When I came to my house in Busan, it was not only far away from the hospital, so I couldn't go to the hospital often, but I thought that I would walk well later because I walked well before, so I was careless. It took me 40 minutes to walk to the bathroom, which used to take less than 2 minutes, and my appetite dropped, I didn't want to eat, and it was too mentally and physically difficult and I couldn't handle it. So I had to lengthen it again and rehabilitate, and I didn't practice with the thought of finishing it quickly, so I ended up having ligament surgery. I felt so guilty for doing something wrong, and I resented my mother for not checking carefully next to me. I didn't want to go to the hospital, and I hated the fact that my parents told me to do it, even though the internet said I didn't have to have surgery. The hospital didn't tell me in detail that I would need ligament surgery if I couldn't walk, and they just told me to exercise hard, and I was so lonely at home that I got depressed, and I hated the fact that they took bone marrow from me without my consent and transplanted it to my leg, leaving an ugly scar.
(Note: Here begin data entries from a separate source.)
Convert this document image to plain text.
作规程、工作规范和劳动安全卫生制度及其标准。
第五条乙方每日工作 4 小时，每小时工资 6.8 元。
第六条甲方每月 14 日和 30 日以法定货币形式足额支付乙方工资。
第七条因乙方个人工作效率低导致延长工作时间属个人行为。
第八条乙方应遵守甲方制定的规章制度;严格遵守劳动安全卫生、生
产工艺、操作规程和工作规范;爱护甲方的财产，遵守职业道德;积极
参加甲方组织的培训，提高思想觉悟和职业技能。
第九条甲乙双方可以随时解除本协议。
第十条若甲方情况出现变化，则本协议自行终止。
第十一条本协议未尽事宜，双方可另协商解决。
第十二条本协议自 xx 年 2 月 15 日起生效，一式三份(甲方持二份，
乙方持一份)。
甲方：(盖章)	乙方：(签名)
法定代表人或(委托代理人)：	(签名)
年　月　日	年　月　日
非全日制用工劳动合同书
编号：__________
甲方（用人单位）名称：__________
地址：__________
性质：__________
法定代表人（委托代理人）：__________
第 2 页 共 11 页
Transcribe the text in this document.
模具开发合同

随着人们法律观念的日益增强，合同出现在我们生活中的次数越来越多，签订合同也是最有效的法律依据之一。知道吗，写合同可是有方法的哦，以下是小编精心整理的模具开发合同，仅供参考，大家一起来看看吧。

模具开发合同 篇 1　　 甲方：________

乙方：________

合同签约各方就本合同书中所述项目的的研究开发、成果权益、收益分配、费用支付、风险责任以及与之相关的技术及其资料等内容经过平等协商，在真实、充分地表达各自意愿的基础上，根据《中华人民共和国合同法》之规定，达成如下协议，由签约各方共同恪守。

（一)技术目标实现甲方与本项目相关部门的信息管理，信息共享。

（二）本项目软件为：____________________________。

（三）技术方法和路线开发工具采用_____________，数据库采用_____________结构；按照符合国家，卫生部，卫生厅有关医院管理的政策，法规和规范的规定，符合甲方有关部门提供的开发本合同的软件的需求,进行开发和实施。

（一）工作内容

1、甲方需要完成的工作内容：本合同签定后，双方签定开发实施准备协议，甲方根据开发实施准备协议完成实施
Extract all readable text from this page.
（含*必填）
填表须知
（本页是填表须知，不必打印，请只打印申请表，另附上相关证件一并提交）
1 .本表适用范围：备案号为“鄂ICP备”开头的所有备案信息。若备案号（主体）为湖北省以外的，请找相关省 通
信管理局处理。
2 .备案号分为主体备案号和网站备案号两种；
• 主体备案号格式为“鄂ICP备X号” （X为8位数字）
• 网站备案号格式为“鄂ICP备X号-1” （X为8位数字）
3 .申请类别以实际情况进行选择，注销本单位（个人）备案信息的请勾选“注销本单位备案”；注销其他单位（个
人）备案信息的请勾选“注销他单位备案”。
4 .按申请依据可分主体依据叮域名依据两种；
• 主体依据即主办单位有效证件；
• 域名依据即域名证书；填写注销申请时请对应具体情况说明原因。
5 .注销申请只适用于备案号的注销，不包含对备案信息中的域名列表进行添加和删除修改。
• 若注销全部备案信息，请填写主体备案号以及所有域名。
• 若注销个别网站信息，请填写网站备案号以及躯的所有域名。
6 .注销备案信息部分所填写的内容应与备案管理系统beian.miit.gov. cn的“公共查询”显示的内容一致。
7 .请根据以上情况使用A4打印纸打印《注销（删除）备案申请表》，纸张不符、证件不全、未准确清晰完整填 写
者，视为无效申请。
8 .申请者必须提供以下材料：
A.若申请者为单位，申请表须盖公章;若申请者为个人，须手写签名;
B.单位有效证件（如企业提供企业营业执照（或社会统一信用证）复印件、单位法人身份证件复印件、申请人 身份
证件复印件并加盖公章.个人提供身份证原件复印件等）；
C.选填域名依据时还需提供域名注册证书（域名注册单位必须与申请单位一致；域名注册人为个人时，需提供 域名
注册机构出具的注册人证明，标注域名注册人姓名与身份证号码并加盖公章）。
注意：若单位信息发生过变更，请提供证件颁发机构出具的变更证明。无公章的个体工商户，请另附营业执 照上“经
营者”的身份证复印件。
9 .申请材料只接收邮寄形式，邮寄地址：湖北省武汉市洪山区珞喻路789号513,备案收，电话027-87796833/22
When the hospital performs surgery, they should consult with me sufficiently, tell me that scars will remain, and not do it if I don't want it, but they only consulted with my parents and finished it, and I found out later in a notification manner, so I was so upset and my depression worsened. Also, I didn't want to go outside looking like that, and I didn't want to exercise, so I decided to finish it quickly and do it slowly so that it wouldn't hurt as much as being sick. And I've lived too tired, and it's been mentally difficult because it feels like I'm constantly being pointed out my past and my future is being pointed out, saying, 'You're that kind of person.' Also, I've never exercised at all and tend to ignore and forget the pain, so I think it's been too overwhelming and difficult to recognize the present and do rehabilitation exercises.
These days, I'm eating delicious food and I have a lot of free time, so I'm taking time to think that what's wrong is wrong, and I'm spending time healing by gradually forgetting the things that were difficult in the past. I've had a bad time until now, so I need to strengthen my will and work harder in the hope that things will get better in the future.